Councilman Stephen J. Urban said he has no problem seeking candidates outside but said applicants from the area or state may be the best fit.
“People who have worked different places can bring in fresh ideas, but someone outside the state may not have knowledge of Pennsylvania laws and procedures, so there would be a huge learning curve,” he said.
Urban said he’s encountered both positive and negative decisions working in information technology positions at other companies and brought that knowledge to his current employer.
“That’s the good part of having experience from the outside,” he said.
Councilwoman Elaine Maddon Curry said she wants an open search and the best candidate, regardless of residency.

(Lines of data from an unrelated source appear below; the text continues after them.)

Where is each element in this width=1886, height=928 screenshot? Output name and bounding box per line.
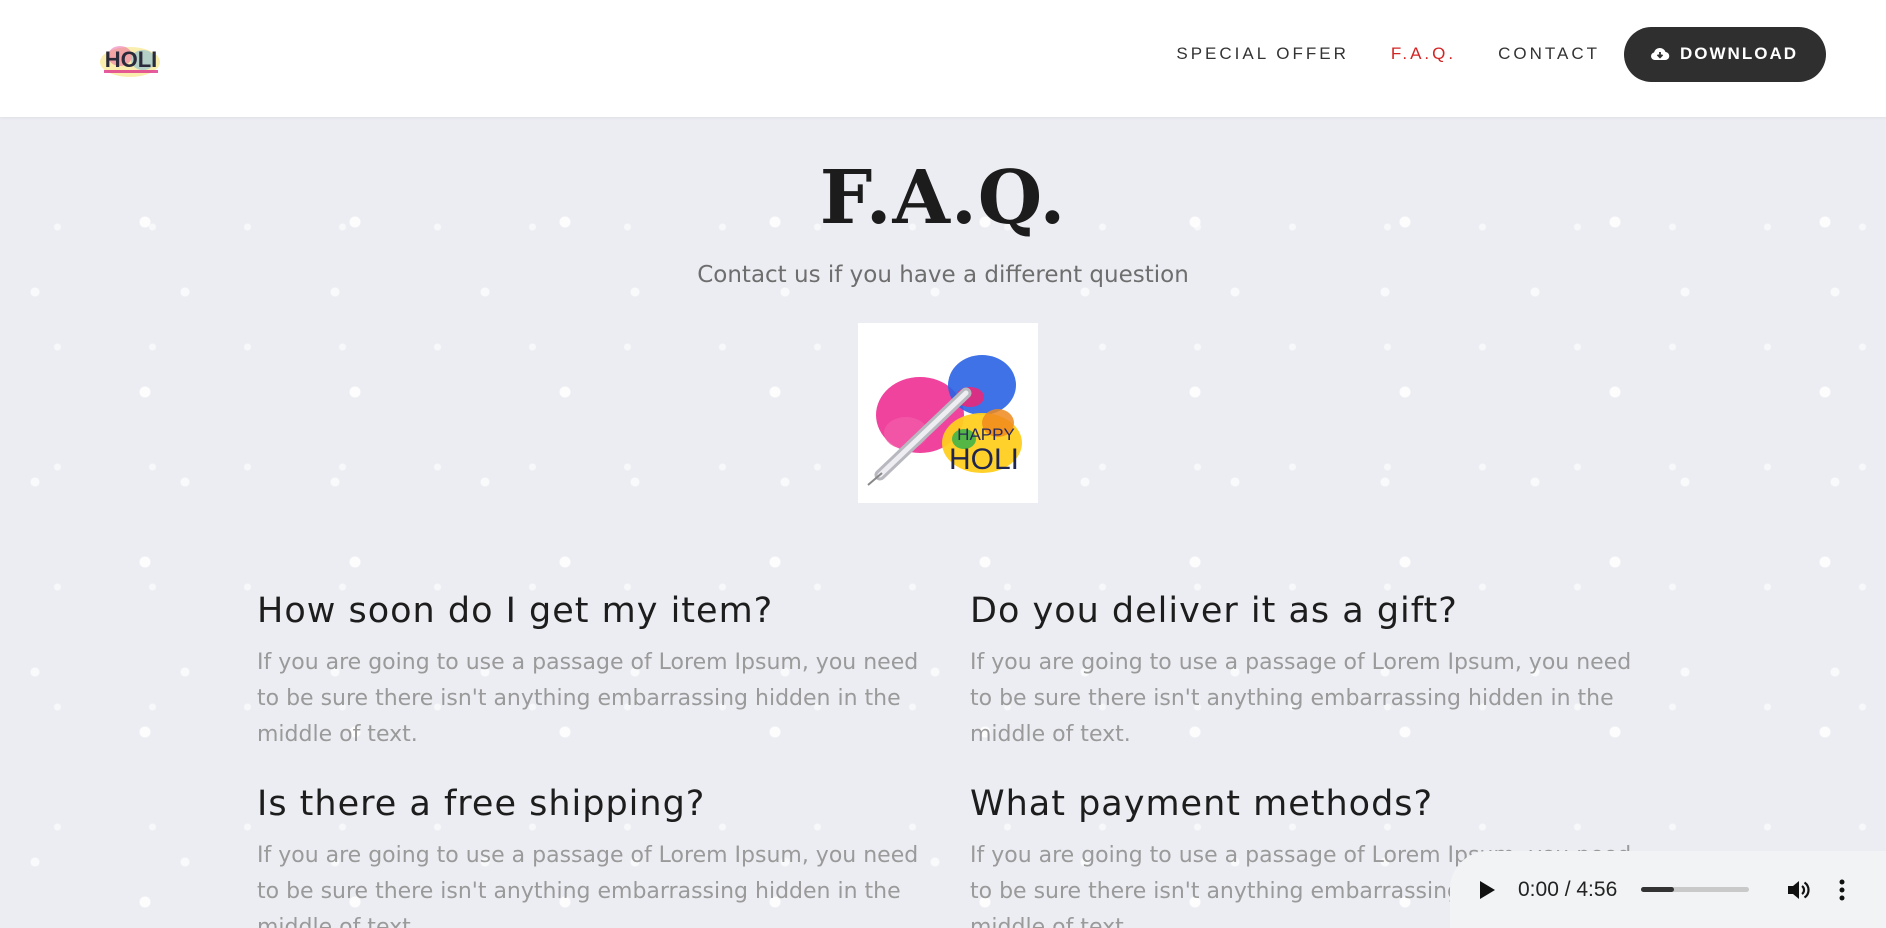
faq-item: How soon do I get my item? If you are go… [257,591,937,753]
nav-contact[interactable]: CONTACT [1498,44,1600,64]
happy-holi-image: HAPPY HOLI [858,323,1038,503]
page-title: F.A.Q. [819,155,1067,241]
faq-question: What payment methods? [970,784,1434,824]
nav-special-offer[interactable]: SPECIAL OFFER [1176,44,1349,64]
audio-time: 0:00 / 4:56 [1518,877,1618,901]
faq-answer: If you are going to use a passage of Lor… [970,650,1632,747]
download-label: DOWNLOAD [1680,44,1798,63]
audio-progress-fill [1641,887,1674,892]
image-text-happy: HAPPY [957,425,1015,444]
cloud-download-icon [1651,47,1670,61]
holi-logo[interactable]: HOLI [96,36,166,80]
faq-item: Do you deliver it as a gift? If you are … [970,591,1650,753]
audio-player: 0:00 / 4:56 [1450,851,1886,928]
faq-question: How soon do I get my item? [257,591,774,631]
image-text-holi: HOLI [949,443,1019,476]
nav-faq[interactable]: F.A.Q. [1391,44,1456,64]
volume-icon[interactable] [1785,877,1811,903]
faq-answer: If you are going to use a passage of Lor… [257,843,919,928]
faq-item: Is there a free shipping? If you are goi… [257,784,937,928]
faq-question: Is there a free shipping? [257,784,706,824]
main-nav: SPECIAL OFFER F.A.Q. CONTACT DOWNLOAD [1176,26,1826,82]
site-header: HOLI SPECIAL OFFER F.A.Q. CONTACT DOWNLO… [0,0,1886,117]
faq-question: Do you deliver it as a gift? [970,591,1458,631]
faq-answer: If you are going to use a passage of Lor… [257,650,919,747]
download-button[interactable]: DOWNLOAD [1624,26,1826,82]
more-options-icon[interactable] [1839,878,1845,902]
audio-progress-bar[interactable] [1641,887,1750,892]
logo-text: HOLI [105,47,158,72]
page-subtitle: Contact us if you have a different quest… [697,262,1189,288]
play-icon[interactable] [1476,878,1498,902]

A hire-local approach “insinuates our people would not be competitive” in a regional or national search, said Councilwoman Linda McClosky Houck.
She urged local residents to imagine what it would be like to be rejected from a job somewhere else because they weren’t natives of that area.
McClosky Houck believes this area is more sensitive about hiring outside because many families have lived here for generations.
“I personally think it’s in everybody’s best interest to cast a wide net to seek applicants,” she said. “Merit hiring means hiring the best person who is interested — period.”
Councilman Rick Williams said residency shouldn’t be part of the equation.
“It’s not a question of not selecting a local person. We simply want the best,” he said.
The hiring of several local division heads proves county residents have “expertise to compete,” said Councilman Harry Haas.
“We’re not automatically discounting local candidates, and they’re now competing on a national level. I think more people would be upset if we just searched within the county,” Haas said.
Council Chairman Tim McGinley supports a broad geographical search, saying there may be a shortage of qualified applicants locally or regionally.
“But I do think we have a lot of people who live in greater Northeastern PA who are very fine people with fine qualifications, and I think they should be considered,” McGinley said.
Councilman Jim Bobeck said the county, like any good business, should promote qualified individuals when merited while recruiting on a local, state and national basis where applicable.
“Good minds produce good results, and good minds can come from anywhere,” he said. “One of the area’s greatest challenges is a brain drain as excellent people move away after graduation, and it can only be reversed by inviting them back and minimizing lingering provincialism.”